Don Tillman est professeur de génétique à l’université de Melbourne. C’est un vrai génie dans son domaine. Mais Don a un sérieux problème dans ses relations avec autrui, il est totalement inadapté à la vie en société. En fait, Don est atteint du syndrome d’Asperger, une forme d’autisme, mais il n’en a pas pris conscience. Son dernier projet n’est pas scientifique, il aimerait trouver une compagne. Pour se faire, il décide d’employer les grands moyens : il établit un questionnaire pour trouver la femme idéale. Les questions portent sur ses exigences (elle ne doit pas fumer, ne doit pas boire, ne doit pas être végétarienne) et s’inspirent de ses navrantes expériences passées (notamment une histoire de glace à l’abricot qui a fait échouer une possible histoire).
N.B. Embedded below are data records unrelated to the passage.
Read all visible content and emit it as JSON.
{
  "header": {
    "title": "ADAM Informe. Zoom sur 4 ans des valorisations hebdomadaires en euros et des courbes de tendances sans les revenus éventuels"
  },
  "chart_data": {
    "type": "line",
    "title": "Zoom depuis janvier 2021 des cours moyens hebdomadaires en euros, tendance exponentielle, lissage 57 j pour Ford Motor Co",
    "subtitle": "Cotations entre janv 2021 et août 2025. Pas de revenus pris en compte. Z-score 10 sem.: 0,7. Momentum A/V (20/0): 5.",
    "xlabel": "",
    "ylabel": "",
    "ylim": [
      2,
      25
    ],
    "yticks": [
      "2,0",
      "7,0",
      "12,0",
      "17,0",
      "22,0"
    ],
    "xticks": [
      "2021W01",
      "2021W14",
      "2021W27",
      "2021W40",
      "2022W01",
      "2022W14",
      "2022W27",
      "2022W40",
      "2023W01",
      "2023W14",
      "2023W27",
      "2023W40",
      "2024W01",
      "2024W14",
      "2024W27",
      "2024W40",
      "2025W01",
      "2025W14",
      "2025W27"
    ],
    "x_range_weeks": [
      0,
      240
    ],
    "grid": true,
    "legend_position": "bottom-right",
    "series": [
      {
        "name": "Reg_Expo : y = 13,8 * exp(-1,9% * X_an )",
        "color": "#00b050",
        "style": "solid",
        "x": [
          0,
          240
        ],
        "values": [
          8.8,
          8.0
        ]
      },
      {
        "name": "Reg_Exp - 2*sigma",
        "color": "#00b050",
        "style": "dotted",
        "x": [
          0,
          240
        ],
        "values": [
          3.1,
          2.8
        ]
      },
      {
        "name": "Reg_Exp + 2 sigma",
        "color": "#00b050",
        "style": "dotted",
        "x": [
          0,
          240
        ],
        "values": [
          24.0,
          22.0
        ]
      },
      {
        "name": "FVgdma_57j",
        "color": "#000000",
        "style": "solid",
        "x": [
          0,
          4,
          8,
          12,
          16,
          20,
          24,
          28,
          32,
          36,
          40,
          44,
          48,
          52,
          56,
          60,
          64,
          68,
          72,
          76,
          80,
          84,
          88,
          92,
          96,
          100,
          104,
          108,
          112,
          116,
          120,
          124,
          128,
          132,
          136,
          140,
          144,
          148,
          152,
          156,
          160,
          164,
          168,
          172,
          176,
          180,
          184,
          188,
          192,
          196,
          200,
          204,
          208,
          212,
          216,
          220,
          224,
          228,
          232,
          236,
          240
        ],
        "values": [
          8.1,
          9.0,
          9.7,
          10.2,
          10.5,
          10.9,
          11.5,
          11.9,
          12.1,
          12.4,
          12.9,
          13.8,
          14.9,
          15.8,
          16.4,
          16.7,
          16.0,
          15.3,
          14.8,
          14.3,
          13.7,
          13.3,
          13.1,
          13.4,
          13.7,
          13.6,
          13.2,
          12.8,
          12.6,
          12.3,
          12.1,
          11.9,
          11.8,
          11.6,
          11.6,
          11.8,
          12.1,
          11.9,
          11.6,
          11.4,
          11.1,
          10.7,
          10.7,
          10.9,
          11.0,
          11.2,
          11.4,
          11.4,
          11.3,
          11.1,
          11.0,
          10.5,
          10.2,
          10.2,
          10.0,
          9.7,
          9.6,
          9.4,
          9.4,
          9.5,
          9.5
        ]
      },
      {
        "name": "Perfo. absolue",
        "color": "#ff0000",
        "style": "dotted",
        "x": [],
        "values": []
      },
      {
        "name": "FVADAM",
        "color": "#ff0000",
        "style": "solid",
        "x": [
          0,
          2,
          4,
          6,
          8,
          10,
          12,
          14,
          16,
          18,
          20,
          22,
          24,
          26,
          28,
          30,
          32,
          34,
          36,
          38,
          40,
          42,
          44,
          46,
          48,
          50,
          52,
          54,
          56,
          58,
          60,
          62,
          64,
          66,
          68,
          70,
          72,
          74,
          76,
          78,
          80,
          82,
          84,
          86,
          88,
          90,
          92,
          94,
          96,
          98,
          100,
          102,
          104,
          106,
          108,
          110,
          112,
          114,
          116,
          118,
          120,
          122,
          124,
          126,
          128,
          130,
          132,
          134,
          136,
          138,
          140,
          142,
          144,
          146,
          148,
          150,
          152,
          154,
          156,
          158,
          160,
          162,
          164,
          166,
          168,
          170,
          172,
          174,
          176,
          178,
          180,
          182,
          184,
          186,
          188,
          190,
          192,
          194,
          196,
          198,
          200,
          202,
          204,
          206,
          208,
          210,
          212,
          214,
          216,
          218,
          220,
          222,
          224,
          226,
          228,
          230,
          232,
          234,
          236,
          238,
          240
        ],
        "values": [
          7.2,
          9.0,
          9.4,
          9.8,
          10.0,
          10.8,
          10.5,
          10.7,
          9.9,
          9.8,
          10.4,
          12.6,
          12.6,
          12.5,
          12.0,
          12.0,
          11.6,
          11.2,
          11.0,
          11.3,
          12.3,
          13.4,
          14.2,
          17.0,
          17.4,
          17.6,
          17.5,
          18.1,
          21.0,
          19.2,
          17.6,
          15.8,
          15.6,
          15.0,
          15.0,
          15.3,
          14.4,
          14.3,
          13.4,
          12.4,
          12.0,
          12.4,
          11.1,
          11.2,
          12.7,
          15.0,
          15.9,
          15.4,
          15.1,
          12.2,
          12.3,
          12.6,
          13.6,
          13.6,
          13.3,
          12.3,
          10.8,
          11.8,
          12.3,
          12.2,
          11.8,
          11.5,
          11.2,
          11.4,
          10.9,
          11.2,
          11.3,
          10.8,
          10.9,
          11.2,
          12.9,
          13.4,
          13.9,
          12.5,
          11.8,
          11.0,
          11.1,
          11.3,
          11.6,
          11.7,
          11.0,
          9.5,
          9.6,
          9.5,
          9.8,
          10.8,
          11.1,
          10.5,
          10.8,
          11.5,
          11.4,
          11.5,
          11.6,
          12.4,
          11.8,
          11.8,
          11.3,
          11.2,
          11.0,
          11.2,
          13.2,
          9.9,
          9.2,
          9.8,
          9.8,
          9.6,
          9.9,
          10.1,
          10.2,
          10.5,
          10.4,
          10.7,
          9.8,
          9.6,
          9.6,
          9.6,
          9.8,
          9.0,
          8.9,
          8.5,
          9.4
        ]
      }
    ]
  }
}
Une fois le questionnaire finalisé, l’opération épouse peut commencer. Don participe à des soirées où il glisse discrètement ses questions, envoie le formulaire sur des sites de rencontres. Son ami Gene, lui aussi professeur, lui envoie une possible candidate : Rosie Jarman. Mais Don s’aperçoit vite que celle-ci ne va pas convenir : elle fume, boit, est serveuse dans un bar (elle n’a donc pas le niveau intellectuel suffisant), est désordonnée. Don va néanmoins la revoir car Rosie a un problème que ses compétences en génétique  peuvent résoudre : elle cherche son père biologique. L’opération père est alors lancé.

« Le théorème du homard » est un livre hautement sympathique et je vais vous expliquer pourquoi l’opération lecture s’est bien passé :

  1. Le personnage de Don est vraiment très réussi et sort totalement de l’ordinaire. « J’ai trente-neuf ans, je suis grand, en bonne santé et intelligent, j’occupe une position sociale relativement élevée et je touche un salaire supérieur à la moyenne en tant que professeur associé. En toute logique, un grand nombre de femmes devraient me trouver attirant. Dans le règne animal, je n’aurais pas de difficulté à me reproduire. » Voilà le type de raisonnement produit par le cerveau de Don et vous pouvez comprendre sa parfaite inadéquation avec les personnes qu’il croise sur sa route. Il les jauge à l’aune de leur poids et de leur IMC. Il vit dans un monde parfaitement régler, chaque minute de la journée fait partie d’un emploi du temps, chaque repas est normalisé. Il n’y a pas de place pour l’imprévu dans la vie de Don, seule la science à toute son attention. Et pourtant, Don va faire preuve d’une incroyable capacité d’adaptation en aidant Rosie à trouver son véritable père. Il va faire montre d’une imagination sans limité pour trouver des moyens de prélever l’ADN des pères putatifs de Rosie (il devra notamment apprendre à danser avec l’aide d’un squelette, apprendre à faire des cocktails). Il va même monter  un projet scientifique bidon pour expliquer son utilisation de la machine servant à identifier l’ADN. Quand Don se lance dans un projet, il ne le fait pas à moitié !
  2. Forcément, l’inadaptation de Don entraîne des quiproquos, des malentendus, des catastrophes. Le roman est ainsi émaillé de scènes et de réflexions très drôles. Car Don est du genre direct, il ne s’embarrasse pas de politesse pour dire ce qu’il pense. Et il est totalement incapable de déchiffrer les réactions d’autrui ! Quand Don doit se rendre à une soirée d’anciens étudiants, il y va très habillé, avec chapeau haut de forme et queue de pie !
  3. « Le théorème du homard » est un feel-good book ! Don est un personnage extrêmement attachant et positif. Au fil des pages, l’histoire avec Rosie se développe et ses efforts pour la conquérir sont dignes des comédies romantiques qu’il regarde pour comprendre le sentiment amoureux. Le livre est dans la droite ligne de films comme « Coup de foudre à Notting Hill » ou « Le journal de Bridget Jones ». Il allie l’humour et le romantisme sans verser dans le fleur bleue, dans le tire-larmes. D’ailleurs, Graeme Simion avait d’abord écrit son histoire sous la forme d’un scénario. Il semble qu’une adaptation soit déjà à l’étude.

Pour ses trois raisons, je vous conseille la lecture du « Théorème du homard » qui vous mettra du baume au cœur grâce aux péripéties rocambolesque de Don. Et le titre du roman m’a tout de suite fait penser à un passage de ma série culte « Friends » où Phoebe explique à Ross que Rachel est son homard. Il semble que Don, lui aussi, à trouver son homard femelle !
Merci aux éditions Nil pour cette découverte.